Puis la femme déposa une pièce d'or, puis une autre… trois, quatre, cinq — les empilant en une petite tour soignée.

Arlos laissa échapper un léger sourire.

*Cette femme ressemble à quelqu'un de Yuren, mais elle connaît clairement son chemin dans les Cendres. Parmi tous les marchands d'ici, le boutiquier de Bras et Jambes est particulièrement réputé pour posséder le réseau d'information le plus affûté*, pensa Arlos.

« J'ai peut-être entendu quelque chose. »

La transaction fut conclue pour quinze pièces d'or.

« On dit que le voleur qui a pris la théorie de Deculein se trouve quelque part dans les Cendres », dit le boutiquier en souriant, rassemblant l'or dans sa paume.

« C'est vraiment vrai? »

« C'est exact. Vous devriez peut-être aller voir à la Librairie du Cheval de Sang. »

« Oui, merci infiniment. »

Le groupe de Yuren s'apprêtait à partir quand le boutiquier tendit la main pour les arrêter.

« Hé. »

« … Oui? »

« Une dernière information avant que vous ne partiez. Pour quinze pièces d'or — j'en ai encore d'autres », dit le boutiquier.

« Oh… Oui. »

Les marchands des Cendres faisaient preuve, à la surprise générale, d'une certaine intégrité. Ils pouvaient décoder les droits de propriété intellectuelle de l'Île Flottante et les vendre pour presque rien, mais ils ne triaient jamais sur leurs propres affaires.

« Le père de Deculein est Decalane. »

« … Qui ne le sait pas? »

« Quelqu'un dans les Cendres suit la trace laissée par Decalane », ajouta le boutiquier, en jetant un regard à Arlos.

Arlos laissa échapper un petit rire.

« Ils suivent la trace de Decalane? » demanda la femme.

« C'est exact. Il y a exactement trente minutes. »

« Et qu'est-ce que cela est censé signifier comme information? »

« Vous savez bien que Deculein et Decalane n'ont jamais été un vrai père et un fils, n'est-ce pas? Et ce que Decalane a laissé derrière lui est une chose dangereuse, surtout ici dans les Cendres », dit Arlos, intervenant pour le boutiquier.

« … Dangereuse? »

« Decalane a un jour provoqué cette éruption volcanique avec l'un de ses experiments magiques.

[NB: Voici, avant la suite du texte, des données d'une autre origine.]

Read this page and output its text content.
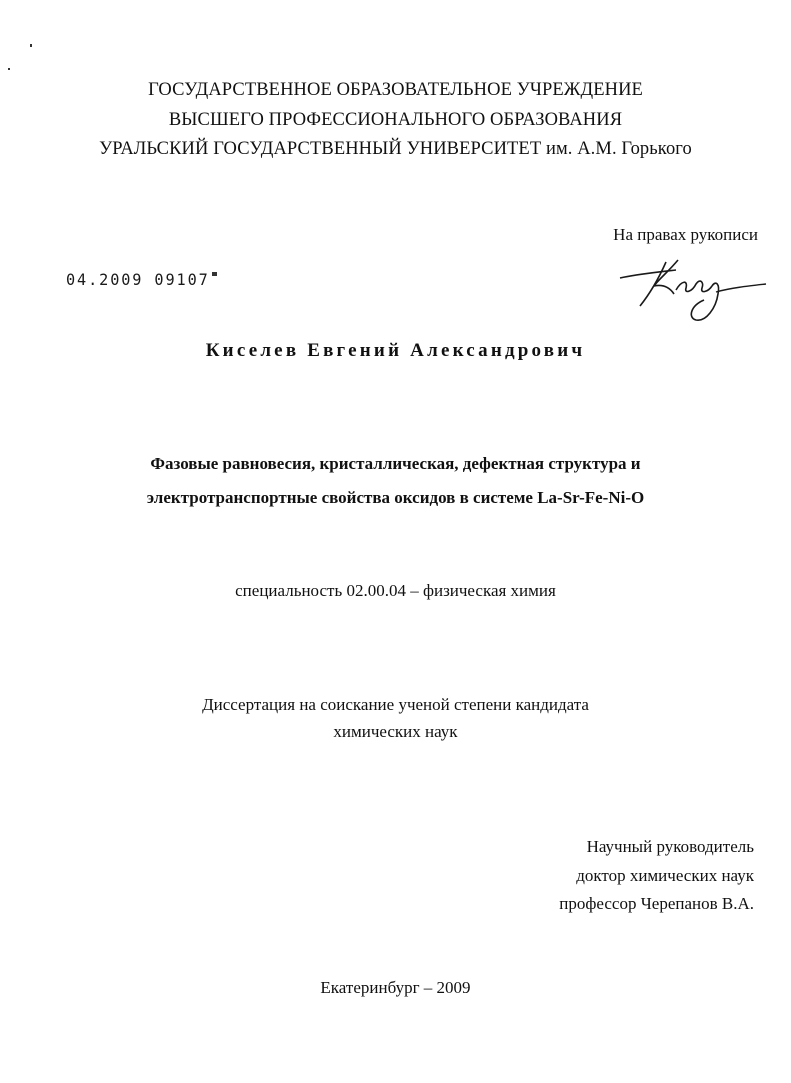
ГОСУДАРСТВЕННОЕ ОБРАЗОВАТЕЛЬНОЕ УЧРЕЖДЕНИЕ
ВЫСШЕГО ПРОФЕССИОНАЛЬНОГО ОБРАЗОВАНИЯ
УРАЛЬСКИЙ ГОСУДАРСТВЕННЫЙ УНИВЕРСИТЕТ им. А.М. Горького
На правах рукописи
04.2009 09107
Киселев Евгений Александрович
Фазовые равновесия, кристаллическая, дефектная структура и
электротранспортные свойства оксидов в системе La-Sr-Fe-Ni-O
специальность 02.00.04 – физическая химия
Диссертация на соискание ученой степени кандидата
химических наук
Научный руководитель
доктор химических наук
профессор Черепанов В.А.
Екатеринбург – 2009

J'imagine que Yuren n'a pas échappé au chaos à l'époque non plus. »

« Vous voulez dire l'incident de l'éruption volcanique d'il y a quinze ans? » demanda la femme, les yeux écarquillés.

Avec un haussement d'épaules, Arlos répondit : « C'est exact. Cet endroit est un volcan endormi— »

Creeeeeak—

À cet instant…

La porte s'ouvrit à nouveau, et trois jeunes gens entrèrent dans le magasin. Leurs visages étaient tendus par la nervosité alors qu'ils jetaient un regard autour d'eux avant de s'arrêter au comptoir.

« … Excusez-nous. »

Celle qui prit la parole — une jeune mage — était Epherene.

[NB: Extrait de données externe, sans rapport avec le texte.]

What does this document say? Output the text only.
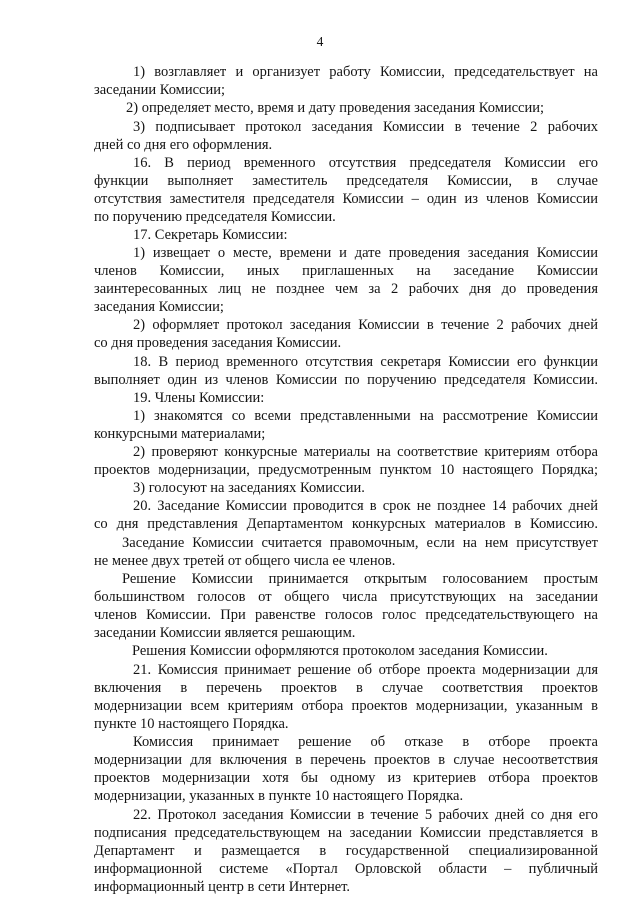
4
1) возглавляет и организует работу Комиссии, председательствует на
заседании Комиссии;
2) определяет место, время и дату проведения заседания Комиссии;
3) подписывает протокол заседания Комиссии в течение 2 рабочих
дней со дня его оформления.
16. В период временного отсутствия председателя Комиссии его
функции выполняет заместитель председателя Комиссии, в случае
отсутствия заместителя председателя Комиссии – один из членов Комиссии
по поручению председателя Комиссии.
17. Секретарь Комиссии:
1) извещает о месте, времени и дате проведения заседания Комиссии
членов Комиссии, иных приглашенных на заседание Комиссии
заинтересованных лиц не позднее чем за 2 рабочих дня до проведения
заседания Комиссии;
2) оформляет протокол заседания Комиссии в течение 2 рабочих дней
со дня проведения заседания Комиссии.
18. В период временного отсутствия секретаря Комиссии его функции
выполняет один из членов Комиссии по поручению председателя Комиссии.
19. Члены Комиссии:
1) знакомятся со всеми представленными на рассмотрение Комиссии
конкурсными материалами;
2) проверяют конкурсные материалы на соответствие критериям отбора
проектов модернизации, предусмотренным пунктом 10 настоящего Порядка;
3) голосуют на заседаниях Комиссии.
20. Заседание Комиссии проводится в срок не позднее 14 рабочих дней
со дня представления Департаментом конкурсных материалов в Комиссию.
Заседание Комиссии считается правомочным, если на нем присутствует
не менее двух третей от общего числа ее членов.
Решение Комиссии принимается открытым голосованием простым
большинством голосов от общего числа присутствующих на заседании
членов Комиссии. При равенстве голосов голос председательствующего на
заседании Комиссии является решающим.
Решения Комиссии оформляются протоколом заседания Комиссии.
21. Комиссия принимает решение об отборе проекта модернизации для
включения в перечень проектов в случае соответствия проектов
модернизации всем критериям отбора проектов модернизации, указанным в
пункте 10 настоящего Порядка.
Комиссия принимает решение об отказе в отборе проекта
модернизации для включения в перечень проектов в случае несоответствия
проектов модернизации хотя бы одному из критериев отбора проектов
модернизации, указанных в пункте 10 настоящего Порядка.
22. Протокол заседания Комиссии в течение 5 рабочих дней со дня его
подписания председательствующем на заседании Комиссии представляется в
Департамент и размещается в государственной специализированной
информационной системе «Портал Орловской области – публичный
информационный центр в сети Интернет.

« Nous avons entendu que quelqu'un d'ici, des Cendres, a volé la théorie du Professeur Deculein. Auriez-vous des informations à ce sujet? » demanda Epherene, levant les yeux vers le boutiquier avec une expression tendue.

Arlos cligna des yeux, paraissant momentanément perdue, puis laissa échapper un rire creux qui s'éteignit presque immédiatement.

*Est-ce que tous les rats de la grotte du donjon sont morts? Depuis quand les Cendres laissent-elles entrer n'importe qui ces derniers temps?*, pensa Arlos.